Jumat, 23 Januari 2009

Membumikan Nalar Transformasi Zakat

Mohammad Suhaidi RB


Tragedi zakat Pasuruan beberapa hari yang lalu, tidak hanya menggambarkan tentang peta kemiskinan yang diderita mayoritas masyarakat muslim Indonesia, tetapi dengan tragedi yang menelan 21 korban kaum miskin tersebut, membuktikan bahwa pemahaman keagamaan masyarakat kita masih belum menyentuh secara utuh terhadap makna dan tujuan ideal agama, salah satunya tujuan ideal dalam kewajiban zakat. Akibatnya, agama (zakat) hanya sekedar dilaksanakan tanpa mengikutsertakan tujuan dan target agama, tetapi hanya sebatas perlakuan yang telanjang dan tanpa menyentuh gagasan dasar ajaran zakat.

Tragedi zakat Pasuruan mungkin hanyalah satu dari sekian tragedi zakat yang menelan korban jiwa paling memprihatinkan. Mungkin saja, sudah seringkali pembagian zakat di daerah lain dilakukan dengan cara-cara seperti yang terjadi di Pasuruan, yaitu zakat hanya dibagikan secara konvensional mendatangkan kaum miskin dan memberinya uang antara Rp. 30.000 – Rp. 50.000. Yang aneh, tragedi Pasuruan ternyata belum bisa dijadikan pelajaran oleh para muzakki yang lain.
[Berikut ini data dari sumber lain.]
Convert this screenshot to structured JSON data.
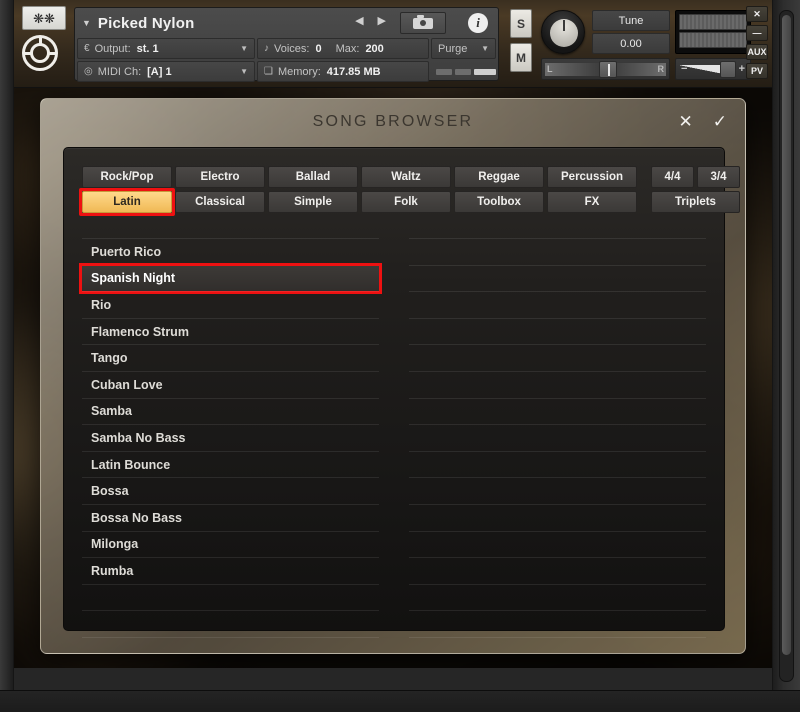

Cara pembagian zakat dengan pola yang sama masih tetap tidak membuat para muzakki melakukan hal yang sama di sejumlah daerah, termasuk pembagian zakat mal 1 milyar di Blitar (22/09/2008).

Nalar berzakat yang demikian, menurut hemat penulis malah menawarkan kesejahteraan semu kepada para kaum miskin, sebab hanya dengan uang sebesar Rp. 30.000 mereka datang jauh-jauh ke tempat muzakki (pemberi zakat), kemudian saling berebutan antara satu dengan yang lain, sampai-sampai melupakan persaudaraan kemanusiaan, karena yang ada di benak kaum miskin yang hadir tersebut hanyalah mendapatkan jatah zakat dengan cepat, tanpa mempertimbangkan aspek persaudaraan dan kondisi calon penerima zakat yang lain.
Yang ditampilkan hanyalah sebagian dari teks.